Em finais de 1969, não chegando a acordo com o F C Porto, e inclusive entrando em rutura com elementos da Direção do clube e diretores da secção, como afirmou numa entrevista à RTP, Mário Silva aceitou um convite da equipa moçambicana da Fagor, ficando a correr como individual durante a que viria a ser a última época de sua carreira de ciclista.

= 1970 - A equipa de Ciclismo Brasileira da Caloi, que participou na Volta de 70, e à direita vê-se Mário Silva (junto ao trio brasileiro, na apresentação ao público) alinhando na Volta como individual, ao serviço da Fagor.
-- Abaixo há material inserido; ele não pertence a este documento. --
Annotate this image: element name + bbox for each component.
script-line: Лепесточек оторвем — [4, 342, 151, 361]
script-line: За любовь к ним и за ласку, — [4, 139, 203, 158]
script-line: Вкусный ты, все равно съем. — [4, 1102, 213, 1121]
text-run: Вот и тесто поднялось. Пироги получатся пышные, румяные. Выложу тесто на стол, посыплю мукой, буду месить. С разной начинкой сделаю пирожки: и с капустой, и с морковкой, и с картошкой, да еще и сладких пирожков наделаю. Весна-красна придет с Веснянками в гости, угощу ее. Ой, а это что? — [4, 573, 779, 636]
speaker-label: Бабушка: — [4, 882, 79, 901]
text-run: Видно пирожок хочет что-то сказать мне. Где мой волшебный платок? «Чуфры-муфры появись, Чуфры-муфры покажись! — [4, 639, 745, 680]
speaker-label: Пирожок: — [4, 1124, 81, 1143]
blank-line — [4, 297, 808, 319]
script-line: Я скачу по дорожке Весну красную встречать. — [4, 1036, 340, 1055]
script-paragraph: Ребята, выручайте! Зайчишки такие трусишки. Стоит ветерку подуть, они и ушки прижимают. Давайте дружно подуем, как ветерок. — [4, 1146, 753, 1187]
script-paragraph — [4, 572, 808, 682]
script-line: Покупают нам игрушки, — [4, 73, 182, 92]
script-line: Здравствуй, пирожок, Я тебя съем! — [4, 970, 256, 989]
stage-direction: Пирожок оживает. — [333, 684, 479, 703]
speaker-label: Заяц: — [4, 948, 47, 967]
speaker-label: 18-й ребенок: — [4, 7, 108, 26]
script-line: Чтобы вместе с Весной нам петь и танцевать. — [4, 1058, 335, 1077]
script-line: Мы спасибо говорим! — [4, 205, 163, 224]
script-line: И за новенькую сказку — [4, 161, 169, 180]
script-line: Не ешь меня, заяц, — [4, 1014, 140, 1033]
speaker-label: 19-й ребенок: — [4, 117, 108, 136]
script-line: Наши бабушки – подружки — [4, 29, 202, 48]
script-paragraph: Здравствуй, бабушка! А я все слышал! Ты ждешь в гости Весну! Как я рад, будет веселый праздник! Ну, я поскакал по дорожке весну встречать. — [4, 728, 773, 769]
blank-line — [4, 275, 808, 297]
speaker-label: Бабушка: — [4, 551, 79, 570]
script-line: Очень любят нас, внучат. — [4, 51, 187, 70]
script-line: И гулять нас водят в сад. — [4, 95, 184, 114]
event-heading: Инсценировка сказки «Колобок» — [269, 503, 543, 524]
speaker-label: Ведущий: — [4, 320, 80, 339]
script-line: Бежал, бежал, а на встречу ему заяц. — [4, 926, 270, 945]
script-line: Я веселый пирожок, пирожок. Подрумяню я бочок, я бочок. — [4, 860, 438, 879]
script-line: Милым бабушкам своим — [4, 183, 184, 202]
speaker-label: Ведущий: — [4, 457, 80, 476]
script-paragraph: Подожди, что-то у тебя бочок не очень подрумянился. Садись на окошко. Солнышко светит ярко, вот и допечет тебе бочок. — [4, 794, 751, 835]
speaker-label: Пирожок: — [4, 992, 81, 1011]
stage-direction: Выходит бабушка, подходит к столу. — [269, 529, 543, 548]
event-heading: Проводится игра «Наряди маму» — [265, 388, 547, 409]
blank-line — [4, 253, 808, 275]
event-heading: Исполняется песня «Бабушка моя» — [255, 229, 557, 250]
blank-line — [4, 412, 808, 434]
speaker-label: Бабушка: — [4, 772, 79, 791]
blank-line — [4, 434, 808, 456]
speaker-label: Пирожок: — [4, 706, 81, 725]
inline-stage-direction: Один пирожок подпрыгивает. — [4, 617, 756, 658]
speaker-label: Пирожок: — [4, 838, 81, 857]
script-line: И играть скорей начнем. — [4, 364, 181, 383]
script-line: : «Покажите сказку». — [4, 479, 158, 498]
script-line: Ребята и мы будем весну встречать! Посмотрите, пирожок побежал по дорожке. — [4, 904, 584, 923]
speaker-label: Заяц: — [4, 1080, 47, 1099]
Terminada a carreira, passados muitos anos, entretanto, em 2007 Mário Silva foi alvo de uma homenagem na sua terra, em Caldas de S. Jorge, Santa Maria da Feira, por meio duma iniciativa do grupo “Vá lá, vá lá, podia ser pior”, de S. Jorge. Num tributo prestado por aquela entidade que organizou essa sessão de homenagem ao seu conterrâneo antigo vencedor da Volta a Portugal. Uma festa “há muito merecida”, como foi afirmado nessa ocasião. Contando também com a presença do presidente do F.C. Porto, numa surpresa justificada por Pinto da Costa dizendo que não poderia faltar ao reconhecimento público prestado a tal antigo atleta do F.C. Porto.


Volvidos tempos, em 2009, Mário Silva foi também alvo duma homenagem coletiva no F. C. Porto, tendo estado inserido entre Figuras do F. C. Porto dignas de reconhecimento perene e nesse sentido, numa parada de estrelas presentes à inauguração do novo pavilhão gimnodesportivo, o Dragão Caixa. Em cujo âmbito, o mesmo (junto com Américo, antigo grande guarda-redes de futebol; o bi-Bota Gomes; o capitão de Viena João Pinto; os hoquistas Cristiano, Joaquim Leite e Victor Hugo; as medalhadas Aurora Cunha e Fernanda Ribeiro; e diversos outros, num total de 22 nomes célebres do Historial do F.C. Porto) Mário Silva fez então parte do grupo de Lendas do F C Porto, por entre atletas vivos, ao tempo, que ali receberam pública homenagem, no culminar do programa festivo de tanto impacto Portista.